Tutti si immobilizzarono.
Erano nei guai, in grossi guai.
Facino Cane li osservava con aria truce.
«É così che ci si comporta tra confratelli?».
Silenzio.
«Ho detto, è così che ci si comporta tra confratelli?».
«No, capitano!» risposero tutti all'unisono.
«Se lo sapete, allora perchè vi stavate azzuffando?».
Di nuovo silenzio.
«Molto bene. Se succede nuovamente una cosa come questa, sapete che cosa vi aspetterà. Nessuno sconto».
«Ehm...» si schiarì la voce Ruggero. «Io non ho fatto niente».
«Appunto. Un confratello che non impedisce una zuffa o non interviene a separare i suoi compagni è colpevole tanto quanto gli altri» gli rispose secco Facino Cane.
«Ma...».
Il capitano di ventura lo guardò col suo tipico sguardo da far accapponare la pelle.
Ruggero capì che non valeva la pena insistere.
«E ora, per l'amor del cielo, appendete quei cadaveri!» continuò Facino.
Fatto ciò, umilmente, Bruto chiese di avere subito la ricompensa.
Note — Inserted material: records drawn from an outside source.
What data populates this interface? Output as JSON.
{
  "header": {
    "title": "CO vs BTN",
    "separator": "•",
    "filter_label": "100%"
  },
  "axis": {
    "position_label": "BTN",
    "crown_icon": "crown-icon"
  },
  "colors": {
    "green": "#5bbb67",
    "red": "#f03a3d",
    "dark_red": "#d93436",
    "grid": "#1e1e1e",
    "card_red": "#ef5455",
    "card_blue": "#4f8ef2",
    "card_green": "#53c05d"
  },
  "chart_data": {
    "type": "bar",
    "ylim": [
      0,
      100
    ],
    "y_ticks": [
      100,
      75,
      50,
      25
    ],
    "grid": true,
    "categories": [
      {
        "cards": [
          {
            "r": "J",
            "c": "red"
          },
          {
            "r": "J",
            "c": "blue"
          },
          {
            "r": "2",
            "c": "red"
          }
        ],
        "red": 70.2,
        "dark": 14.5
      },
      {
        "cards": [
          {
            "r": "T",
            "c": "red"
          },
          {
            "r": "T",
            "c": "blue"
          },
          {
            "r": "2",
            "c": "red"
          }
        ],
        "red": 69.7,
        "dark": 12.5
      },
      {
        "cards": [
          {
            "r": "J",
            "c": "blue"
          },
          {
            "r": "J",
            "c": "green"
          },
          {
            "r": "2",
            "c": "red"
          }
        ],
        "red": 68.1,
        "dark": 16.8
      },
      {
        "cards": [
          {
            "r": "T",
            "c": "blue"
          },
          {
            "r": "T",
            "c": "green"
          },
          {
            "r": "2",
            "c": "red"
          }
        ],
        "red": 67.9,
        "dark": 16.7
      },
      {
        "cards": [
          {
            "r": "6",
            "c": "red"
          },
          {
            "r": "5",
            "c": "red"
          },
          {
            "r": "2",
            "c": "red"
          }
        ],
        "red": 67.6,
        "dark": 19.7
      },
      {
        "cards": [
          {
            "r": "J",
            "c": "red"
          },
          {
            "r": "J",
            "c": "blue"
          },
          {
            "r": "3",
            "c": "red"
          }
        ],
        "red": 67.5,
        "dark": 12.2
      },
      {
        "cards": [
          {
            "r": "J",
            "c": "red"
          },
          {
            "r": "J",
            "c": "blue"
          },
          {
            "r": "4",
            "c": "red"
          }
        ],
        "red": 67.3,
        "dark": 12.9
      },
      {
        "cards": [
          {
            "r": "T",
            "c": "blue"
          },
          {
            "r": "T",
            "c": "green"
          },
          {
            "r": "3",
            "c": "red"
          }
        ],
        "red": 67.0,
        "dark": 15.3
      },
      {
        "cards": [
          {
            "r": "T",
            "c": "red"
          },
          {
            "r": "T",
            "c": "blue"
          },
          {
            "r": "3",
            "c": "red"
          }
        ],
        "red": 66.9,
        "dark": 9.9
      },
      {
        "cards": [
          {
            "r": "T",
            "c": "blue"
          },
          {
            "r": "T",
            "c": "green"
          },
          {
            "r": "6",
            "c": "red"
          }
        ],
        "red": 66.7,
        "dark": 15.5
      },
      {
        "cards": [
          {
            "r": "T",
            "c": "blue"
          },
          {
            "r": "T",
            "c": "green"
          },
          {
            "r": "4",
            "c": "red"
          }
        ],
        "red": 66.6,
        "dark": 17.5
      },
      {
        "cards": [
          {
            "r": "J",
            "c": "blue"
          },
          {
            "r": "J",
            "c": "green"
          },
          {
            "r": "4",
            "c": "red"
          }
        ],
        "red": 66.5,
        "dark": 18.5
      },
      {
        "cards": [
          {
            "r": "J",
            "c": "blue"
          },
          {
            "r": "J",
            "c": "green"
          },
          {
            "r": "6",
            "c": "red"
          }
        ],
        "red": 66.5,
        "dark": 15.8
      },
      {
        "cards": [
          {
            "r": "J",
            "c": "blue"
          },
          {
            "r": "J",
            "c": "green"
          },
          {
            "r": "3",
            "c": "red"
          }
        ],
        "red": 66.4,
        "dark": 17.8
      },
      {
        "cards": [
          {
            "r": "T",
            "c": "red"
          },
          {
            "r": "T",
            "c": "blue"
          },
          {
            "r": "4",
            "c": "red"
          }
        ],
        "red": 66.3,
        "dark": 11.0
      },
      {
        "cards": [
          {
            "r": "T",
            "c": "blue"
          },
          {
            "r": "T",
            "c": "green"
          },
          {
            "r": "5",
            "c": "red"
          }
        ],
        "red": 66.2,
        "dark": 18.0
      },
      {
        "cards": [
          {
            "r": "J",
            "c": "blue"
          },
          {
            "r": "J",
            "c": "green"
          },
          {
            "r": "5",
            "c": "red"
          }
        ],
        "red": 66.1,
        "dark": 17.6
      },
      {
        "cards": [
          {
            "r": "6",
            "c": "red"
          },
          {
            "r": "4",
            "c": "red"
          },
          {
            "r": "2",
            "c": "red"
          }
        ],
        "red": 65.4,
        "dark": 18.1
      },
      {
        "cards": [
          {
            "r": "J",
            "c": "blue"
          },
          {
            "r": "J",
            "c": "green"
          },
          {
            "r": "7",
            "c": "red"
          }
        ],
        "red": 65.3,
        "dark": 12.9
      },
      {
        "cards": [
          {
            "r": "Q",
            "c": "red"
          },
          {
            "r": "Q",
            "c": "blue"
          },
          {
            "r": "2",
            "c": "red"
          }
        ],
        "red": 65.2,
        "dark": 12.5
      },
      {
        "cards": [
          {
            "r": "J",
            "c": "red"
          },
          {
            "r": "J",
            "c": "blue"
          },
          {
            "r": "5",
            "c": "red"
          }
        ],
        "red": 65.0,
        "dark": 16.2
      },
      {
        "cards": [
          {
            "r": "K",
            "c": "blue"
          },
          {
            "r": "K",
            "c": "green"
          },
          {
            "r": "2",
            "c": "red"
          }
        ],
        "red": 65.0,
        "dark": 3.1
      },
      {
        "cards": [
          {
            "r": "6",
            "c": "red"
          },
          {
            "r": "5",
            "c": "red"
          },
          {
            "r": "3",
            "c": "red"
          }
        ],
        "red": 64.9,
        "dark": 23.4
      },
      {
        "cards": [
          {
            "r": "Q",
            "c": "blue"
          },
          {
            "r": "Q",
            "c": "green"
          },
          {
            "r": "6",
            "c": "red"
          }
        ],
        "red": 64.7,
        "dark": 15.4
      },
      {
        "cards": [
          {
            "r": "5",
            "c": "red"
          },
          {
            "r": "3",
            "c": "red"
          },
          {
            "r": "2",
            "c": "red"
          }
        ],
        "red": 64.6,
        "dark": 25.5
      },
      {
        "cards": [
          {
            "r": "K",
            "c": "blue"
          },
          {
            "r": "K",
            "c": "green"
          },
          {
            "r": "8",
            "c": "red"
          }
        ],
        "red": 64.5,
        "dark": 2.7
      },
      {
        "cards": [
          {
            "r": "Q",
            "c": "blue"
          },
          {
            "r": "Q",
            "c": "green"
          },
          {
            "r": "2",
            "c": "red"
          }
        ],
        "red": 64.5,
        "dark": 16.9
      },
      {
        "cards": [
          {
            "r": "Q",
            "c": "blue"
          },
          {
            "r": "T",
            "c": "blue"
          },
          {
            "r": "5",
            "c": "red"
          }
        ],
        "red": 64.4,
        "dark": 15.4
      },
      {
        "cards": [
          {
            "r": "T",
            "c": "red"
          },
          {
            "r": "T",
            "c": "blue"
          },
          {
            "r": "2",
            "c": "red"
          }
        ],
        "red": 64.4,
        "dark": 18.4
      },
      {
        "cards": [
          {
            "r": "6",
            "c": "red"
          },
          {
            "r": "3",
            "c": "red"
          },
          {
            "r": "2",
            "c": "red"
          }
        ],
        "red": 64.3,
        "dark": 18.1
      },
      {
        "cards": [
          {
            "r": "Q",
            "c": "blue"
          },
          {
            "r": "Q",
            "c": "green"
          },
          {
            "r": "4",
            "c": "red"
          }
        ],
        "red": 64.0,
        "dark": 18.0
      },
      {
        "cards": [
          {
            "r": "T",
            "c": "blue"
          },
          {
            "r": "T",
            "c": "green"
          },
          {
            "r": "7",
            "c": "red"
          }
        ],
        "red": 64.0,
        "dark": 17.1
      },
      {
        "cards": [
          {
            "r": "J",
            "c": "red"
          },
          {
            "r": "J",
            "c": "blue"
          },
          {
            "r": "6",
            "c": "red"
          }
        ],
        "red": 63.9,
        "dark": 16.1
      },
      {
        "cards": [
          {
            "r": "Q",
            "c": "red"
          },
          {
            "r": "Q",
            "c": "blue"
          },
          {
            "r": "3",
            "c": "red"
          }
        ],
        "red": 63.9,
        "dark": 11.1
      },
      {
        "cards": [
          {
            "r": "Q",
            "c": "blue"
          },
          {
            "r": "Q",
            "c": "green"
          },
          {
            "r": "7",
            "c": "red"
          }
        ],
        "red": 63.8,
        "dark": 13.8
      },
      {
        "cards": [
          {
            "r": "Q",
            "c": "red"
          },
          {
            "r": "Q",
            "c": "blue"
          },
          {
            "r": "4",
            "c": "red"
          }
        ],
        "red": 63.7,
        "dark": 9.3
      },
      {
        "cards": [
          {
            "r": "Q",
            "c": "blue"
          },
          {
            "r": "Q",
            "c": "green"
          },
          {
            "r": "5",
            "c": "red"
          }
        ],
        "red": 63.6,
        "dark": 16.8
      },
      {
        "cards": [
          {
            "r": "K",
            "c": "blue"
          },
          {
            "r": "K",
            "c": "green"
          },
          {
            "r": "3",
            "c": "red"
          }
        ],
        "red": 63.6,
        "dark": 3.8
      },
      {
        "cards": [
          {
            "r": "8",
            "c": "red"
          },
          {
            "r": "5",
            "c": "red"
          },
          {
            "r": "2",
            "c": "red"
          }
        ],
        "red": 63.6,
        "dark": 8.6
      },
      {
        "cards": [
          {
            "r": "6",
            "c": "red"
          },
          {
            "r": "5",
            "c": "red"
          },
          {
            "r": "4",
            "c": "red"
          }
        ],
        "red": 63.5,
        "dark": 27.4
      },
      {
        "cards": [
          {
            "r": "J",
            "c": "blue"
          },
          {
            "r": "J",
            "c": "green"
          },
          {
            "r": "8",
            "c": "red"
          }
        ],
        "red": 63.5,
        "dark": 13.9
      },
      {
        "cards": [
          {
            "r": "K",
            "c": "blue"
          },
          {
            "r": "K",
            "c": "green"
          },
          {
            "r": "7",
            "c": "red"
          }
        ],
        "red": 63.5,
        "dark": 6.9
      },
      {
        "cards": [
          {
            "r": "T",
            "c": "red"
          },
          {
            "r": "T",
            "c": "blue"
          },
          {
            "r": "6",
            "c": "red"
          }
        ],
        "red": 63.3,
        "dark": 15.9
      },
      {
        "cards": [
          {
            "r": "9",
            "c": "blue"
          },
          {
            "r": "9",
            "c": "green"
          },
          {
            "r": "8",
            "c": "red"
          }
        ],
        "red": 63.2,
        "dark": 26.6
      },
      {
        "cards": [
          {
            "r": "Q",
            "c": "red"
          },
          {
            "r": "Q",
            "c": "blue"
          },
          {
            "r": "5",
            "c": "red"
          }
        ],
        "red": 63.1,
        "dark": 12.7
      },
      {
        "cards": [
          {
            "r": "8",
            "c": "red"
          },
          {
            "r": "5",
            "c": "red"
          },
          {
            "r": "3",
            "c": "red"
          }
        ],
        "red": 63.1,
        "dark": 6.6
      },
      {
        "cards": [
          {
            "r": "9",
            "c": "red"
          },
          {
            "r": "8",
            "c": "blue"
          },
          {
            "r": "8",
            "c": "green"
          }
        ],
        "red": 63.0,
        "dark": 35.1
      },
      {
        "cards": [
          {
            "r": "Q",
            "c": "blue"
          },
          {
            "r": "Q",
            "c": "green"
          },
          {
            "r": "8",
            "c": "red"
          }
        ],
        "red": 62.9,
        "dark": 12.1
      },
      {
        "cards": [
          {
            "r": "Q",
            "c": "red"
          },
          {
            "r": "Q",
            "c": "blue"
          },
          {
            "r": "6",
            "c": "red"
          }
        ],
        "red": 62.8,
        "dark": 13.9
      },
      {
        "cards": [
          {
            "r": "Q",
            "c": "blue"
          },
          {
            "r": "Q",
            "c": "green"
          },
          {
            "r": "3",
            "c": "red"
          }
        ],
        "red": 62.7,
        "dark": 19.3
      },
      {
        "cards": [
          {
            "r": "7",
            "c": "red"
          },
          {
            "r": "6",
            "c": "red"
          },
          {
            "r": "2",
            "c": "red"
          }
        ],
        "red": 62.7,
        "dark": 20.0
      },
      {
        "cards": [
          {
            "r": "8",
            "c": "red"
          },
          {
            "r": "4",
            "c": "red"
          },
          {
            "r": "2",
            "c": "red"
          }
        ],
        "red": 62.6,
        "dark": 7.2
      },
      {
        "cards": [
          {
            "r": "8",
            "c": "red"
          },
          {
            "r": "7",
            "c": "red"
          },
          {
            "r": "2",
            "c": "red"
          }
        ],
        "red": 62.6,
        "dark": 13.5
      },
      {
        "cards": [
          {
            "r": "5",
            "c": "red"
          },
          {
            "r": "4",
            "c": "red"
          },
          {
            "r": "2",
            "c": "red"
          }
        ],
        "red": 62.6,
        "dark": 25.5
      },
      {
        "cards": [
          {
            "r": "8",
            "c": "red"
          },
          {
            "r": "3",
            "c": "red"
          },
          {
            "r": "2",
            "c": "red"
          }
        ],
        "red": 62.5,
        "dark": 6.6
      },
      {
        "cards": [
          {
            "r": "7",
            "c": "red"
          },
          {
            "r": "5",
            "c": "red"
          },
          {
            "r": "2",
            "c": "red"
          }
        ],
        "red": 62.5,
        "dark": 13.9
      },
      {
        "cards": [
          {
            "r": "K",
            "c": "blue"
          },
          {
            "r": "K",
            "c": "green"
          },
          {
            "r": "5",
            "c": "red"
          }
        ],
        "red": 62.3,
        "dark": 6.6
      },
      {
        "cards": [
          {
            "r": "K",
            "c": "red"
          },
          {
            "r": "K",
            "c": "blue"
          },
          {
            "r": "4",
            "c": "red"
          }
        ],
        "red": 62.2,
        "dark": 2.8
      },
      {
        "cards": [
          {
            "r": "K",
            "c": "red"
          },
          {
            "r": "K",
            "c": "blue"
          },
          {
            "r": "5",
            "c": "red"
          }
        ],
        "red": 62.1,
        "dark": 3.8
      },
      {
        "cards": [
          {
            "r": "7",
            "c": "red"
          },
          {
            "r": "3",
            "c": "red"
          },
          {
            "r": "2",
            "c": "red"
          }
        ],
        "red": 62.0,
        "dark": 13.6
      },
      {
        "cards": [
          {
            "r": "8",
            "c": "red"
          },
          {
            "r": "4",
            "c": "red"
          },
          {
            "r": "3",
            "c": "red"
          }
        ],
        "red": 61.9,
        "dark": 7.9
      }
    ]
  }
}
Facino Cane scoppiò a ridere.
Era una risata crudele la sua.
«Ricompensa, eh? Molto divertente, davvero».
«Non volevo essere divertente, capitano».
«Bruto, avvicinati».
L'uomo fece come gli era stato ordinato.
Sbam.
Si beccò in pieno volto un pugno.
Sangue gli usciva dal naso.
«Questa è la tua ricompensa! Qualcun altro la vuole?».
Silenzio.
«Molto bene. Tornatevene a casa. E ricordatevi, la riunione è fissata per l'alto della meridiana tra due civette».
Bruto sputò per terra e mormorò qualcosa.